There are many issues that concern us as investors but the one we hear the most from our clients is worry over the magnitude of our country’s indebtedness. Consider that federal indebtedness has spiked from about $5 trillion 20 years ago to about $17 trillion now, and currently stands at a whopping 102% of Gross Domestic Product (GDP). On the surface, it does sound alarming. Many assume that this situation will lead us into certain economic doom.
While we at McDaniel & Register are not advocates of deficit spending, it is important to see how this problem might work itself out (and HAS worked itself out in the past). We believe that overtime, as the Fed continues its long-standing policy targeting modest inflation, that we can work our way out of this in an orderly manner.
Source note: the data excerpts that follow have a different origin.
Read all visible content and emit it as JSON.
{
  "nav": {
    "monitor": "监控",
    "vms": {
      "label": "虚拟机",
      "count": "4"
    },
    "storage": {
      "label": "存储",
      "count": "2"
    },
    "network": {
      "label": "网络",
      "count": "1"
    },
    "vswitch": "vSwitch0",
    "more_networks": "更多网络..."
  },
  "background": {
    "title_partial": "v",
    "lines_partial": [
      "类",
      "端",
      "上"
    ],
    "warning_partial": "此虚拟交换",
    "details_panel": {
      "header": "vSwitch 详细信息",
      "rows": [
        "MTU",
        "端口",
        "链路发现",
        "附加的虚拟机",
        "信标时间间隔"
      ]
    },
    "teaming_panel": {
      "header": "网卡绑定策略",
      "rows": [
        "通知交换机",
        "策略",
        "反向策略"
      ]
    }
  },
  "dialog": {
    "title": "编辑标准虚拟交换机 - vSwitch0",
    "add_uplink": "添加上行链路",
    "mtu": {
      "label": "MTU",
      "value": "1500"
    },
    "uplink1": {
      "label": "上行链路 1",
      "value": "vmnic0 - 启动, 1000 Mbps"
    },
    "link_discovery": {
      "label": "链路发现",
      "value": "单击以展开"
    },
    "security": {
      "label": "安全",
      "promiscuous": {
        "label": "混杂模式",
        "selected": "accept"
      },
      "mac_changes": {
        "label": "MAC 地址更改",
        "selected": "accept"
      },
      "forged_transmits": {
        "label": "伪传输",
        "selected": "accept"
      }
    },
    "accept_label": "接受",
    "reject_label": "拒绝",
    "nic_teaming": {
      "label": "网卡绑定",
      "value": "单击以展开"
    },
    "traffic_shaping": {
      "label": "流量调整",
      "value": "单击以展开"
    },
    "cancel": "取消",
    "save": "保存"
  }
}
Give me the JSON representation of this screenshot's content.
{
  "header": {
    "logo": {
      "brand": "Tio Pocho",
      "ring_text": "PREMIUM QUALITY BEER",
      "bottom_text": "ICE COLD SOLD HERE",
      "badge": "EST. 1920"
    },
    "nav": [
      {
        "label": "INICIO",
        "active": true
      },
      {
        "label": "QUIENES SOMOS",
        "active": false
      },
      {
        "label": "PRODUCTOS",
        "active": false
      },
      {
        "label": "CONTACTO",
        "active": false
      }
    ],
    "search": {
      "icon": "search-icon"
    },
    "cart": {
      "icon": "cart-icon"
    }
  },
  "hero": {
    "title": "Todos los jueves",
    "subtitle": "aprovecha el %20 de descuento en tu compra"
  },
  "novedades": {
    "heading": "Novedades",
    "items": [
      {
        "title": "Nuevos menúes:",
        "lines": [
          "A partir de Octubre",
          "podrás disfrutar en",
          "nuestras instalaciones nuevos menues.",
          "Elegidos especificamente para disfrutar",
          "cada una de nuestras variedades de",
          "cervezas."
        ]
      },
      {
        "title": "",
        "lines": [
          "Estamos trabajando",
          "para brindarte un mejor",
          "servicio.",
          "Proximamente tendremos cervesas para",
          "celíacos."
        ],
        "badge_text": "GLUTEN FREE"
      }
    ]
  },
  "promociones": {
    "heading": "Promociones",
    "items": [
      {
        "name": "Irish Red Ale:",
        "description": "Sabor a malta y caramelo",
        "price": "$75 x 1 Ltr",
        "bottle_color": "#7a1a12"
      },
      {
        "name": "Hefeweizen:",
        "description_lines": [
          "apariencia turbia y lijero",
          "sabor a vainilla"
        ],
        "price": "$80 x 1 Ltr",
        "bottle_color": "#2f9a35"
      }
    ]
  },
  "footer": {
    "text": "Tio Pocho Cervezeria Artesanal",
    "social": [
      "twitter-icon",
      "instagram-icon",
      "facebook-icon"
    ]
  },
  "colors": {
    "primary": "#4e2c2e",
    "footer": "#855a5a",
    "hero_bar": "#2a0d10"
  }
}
Here is how inflation helps to ease our country’s debt burden. At the risk of over simplifying, it works like this. As prices rise, GDP increases. As GDP increases, tax revenues increase. As tax revenues increase, servicing debt becomes easier. Look back 20 years to the mid-1990s. At that time, GDP was approximately $7.5 trillion; it has more than doubled to $17.4 trillion. In the same period, tax revenue for the US increased from $1.5 trillion to $3.0 trillion. Servicing debt becomes much easier when your income doubles. Most of the increase in GDP over the last 20 years has come from inflation. So that is how we see inflation helping us emerge from our current levels of indebtedness.
It may comfort you to know that this is not the first time federal indebtedness exceeded GDP. Just after WWII, federal debt was 116% of GDP. We worked out of it then and we believe we’ll work out of it again.